According to the PwC Productivity Scorecard released to today, labour productivity in the mining sector may have fallen considerably but it still remains the most productive of all 16 sectors analysed.
Labour productivity output is measured in dollars of gross value added [GVA] per hour, with the mining sector having a GVA of around $250 per hour.
“Labour productivity in mining is only going to increase further as mining investments move to full capacity,” PwC partner Jeremy Thorpe said.
Thorpe said concerns over falling productivity levels across the 16 sectors would be magnified when the resources boom eventually ran its course.

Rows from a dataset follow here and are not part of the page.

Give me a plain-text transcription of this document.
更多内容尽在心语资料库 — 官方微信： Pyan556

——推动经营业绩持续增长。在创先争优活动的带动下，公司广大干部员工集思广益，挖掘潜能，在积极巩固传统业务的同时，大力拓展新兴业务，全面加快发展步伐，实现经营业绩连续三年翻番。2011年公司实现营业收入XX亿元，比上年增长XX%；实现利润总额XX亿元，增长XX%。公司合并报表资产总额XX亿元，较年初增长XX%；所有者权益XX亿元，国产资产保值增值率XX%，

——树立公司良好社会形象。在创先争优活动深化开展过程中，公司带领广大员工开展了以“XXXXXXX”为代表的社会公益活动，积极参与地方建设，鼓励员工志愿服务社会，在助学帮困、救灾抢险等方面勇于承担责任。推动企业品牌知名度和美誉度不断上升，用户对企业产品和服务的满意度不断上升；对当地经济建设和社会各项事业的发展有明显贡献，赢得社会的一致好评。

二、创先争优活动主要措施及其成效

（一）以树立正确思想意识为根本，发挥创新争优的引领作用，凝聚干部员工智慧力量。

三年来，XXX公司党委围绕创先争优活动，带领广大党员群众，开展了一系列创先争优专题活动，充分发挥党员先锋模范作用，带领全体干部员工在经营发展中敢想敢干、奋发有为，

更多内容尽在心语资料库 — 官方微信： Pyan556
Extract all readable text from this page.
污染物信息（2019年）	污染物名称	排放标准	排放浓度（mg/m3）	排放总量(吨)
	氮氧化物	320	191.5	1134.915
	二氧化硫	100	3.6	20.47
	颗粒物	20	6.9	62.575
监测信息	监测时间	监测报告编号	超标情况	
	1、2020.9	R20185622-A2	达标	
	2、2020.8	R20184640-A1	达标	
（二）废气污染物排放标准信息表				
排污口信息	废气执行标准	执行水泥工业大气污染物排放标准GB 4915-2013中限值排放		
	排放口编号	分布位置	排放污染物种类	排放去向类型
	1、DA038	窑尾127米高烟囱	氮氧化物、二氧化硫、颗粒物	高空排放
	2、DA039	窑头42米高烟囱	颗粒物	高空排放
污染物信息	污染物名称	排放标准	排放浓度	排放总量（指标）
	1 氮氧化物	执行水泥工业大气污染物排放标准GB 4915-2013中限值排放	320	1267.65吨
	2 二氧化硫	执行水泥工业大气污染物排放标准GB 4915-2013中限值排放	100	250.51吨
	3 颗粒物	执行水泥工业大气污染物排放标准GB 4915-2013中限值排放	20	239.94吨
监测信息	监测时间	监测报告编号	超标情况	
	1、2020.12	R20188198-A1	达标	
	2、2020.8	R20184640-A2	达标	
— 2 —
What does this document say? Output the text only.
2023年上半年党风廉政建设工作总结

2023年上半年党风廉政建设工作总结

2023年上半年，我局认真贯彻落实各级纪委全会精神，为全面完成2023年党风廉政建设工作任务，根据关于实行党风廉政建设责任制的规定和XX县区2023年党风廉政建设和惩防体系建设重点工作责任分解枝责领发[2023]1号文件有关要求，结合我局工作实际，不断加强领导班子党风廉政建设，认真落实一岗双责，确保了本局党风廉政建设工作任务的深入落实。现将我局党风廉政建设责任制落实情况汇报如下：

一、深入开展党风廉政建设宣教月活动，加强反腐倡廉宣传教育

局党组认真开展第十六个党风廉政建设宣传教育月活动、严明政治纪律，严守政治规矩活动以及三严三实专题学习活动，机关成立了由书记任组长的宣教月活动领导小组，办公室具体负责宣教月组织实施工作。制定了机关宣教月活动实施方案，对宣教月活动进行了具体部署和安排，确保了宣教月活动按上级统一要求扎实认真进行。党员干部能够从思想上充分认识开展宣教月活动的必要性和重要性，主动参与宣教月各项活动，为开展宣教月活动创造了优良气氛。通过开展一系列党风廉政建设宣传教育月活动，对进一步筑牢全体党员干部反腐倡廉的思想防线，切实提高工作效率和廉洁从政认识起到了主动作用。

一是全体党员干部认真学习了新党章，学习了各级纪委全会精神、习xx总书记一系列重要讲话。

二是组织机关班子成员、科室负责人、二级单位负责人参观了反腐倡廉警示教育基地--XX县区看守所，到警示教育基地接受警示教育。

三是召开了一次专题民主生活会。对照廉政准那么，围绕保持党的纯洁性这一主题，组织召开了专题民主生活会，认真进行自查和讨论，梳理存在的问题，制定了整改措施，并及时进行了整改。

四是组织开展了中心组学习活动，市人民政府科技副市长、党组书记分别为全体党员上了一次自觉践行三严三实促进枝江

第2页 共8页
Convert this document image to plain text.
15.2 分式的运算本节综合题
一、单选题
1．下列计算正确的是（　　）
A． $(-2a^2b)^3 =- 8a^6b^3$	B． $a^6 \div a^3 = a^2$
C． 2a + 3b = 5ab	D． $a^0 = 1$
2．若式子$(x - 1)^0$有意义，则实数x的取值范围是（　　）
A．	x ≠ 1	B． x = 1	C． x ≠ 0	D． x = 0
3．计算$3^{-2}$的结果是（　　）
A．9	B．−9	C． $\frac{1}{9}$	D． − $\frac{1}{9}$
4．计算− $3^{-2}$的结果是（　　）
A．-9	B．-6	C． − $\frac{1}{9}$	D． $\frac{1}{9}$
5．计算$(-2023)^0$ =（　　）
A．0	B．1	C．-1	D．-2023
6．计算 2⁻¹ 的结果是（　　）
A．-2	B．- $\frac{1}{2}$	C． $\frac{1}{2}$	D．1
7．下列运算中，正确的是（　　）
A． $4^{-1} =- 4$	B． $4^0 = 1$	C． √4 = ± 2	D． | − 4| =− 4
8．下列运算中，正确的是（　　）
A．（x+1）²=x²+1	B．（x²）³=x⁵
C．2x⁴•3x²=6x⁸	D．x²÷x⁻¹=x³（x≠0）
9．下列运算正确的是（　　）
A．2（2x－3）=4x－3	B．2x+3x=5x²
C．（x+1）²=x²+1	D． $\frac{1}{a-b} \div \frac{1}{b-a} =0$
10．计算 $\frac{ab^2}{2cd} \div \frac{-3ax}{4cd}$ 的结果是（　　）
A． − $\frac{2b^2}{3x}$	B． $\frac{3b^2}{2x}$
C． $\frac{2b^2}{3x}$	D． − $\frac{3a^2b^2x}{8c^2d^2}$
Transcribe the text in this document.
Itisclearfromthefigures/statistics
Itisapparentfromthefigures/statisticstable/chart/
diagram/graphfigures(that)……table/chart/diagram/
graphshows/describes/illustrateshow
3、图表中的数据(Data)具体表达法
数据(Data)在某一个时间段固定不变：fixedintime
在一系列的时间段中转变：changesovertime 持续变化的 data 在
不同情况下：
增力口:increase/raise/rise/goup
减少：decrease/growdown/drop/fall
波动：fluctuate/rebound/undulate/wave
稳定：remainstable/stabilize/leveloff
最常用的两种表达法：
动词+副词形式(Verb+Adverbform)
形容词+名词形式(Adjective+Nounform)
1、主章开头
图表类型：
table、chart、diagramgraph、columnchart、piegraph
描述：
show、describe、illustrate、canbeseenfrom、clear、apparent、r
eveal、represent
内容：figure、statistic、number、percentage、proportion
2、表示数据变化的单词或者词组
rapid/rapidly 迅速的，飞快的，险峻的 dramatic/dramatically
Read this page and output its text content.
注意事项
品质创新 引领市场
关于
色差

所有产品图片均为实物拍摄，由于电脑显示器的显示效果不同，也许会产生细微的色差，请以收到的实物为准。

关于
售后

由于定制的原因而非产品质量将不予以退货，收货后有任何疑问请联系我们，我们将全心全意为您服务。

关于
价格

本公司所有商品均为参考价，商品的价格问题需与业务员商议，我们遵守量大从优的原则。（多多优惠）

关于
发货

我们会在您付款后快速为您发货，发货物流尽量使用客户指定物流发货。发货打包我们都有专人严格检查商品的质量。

“If we have not seen sustained productivity growth in non-resource industries, then we will be relying on smaller and less productive industries to implausibly sustain our national standard of living,” he said.
Nationally, labour productivity grew by only 0.4% during the 2011 financial year, down from 1.7% growth in the previous year and the second lowest result since 1996.
By state and territory, the strongest labour productivity growth in the June quarter was experienced in the Northern Territory, Western Australia and Queensland.
“The post-flood bounce back in Queensland and continuing steady growth in Western Australia were the major contributors to the June quarter improvement,” Thorpe said.
On a sector basis, labour productivity rose in 11 of the 16 key sectors, with the strongest growth in the June quarter from the wholesale trade and transport, postal and warehouse sectors.
Productivity is the amount of output per unit of input. The PwC report says productivity is not about making people work harder but rather about the potential for an industry to increase its contribution to the economy.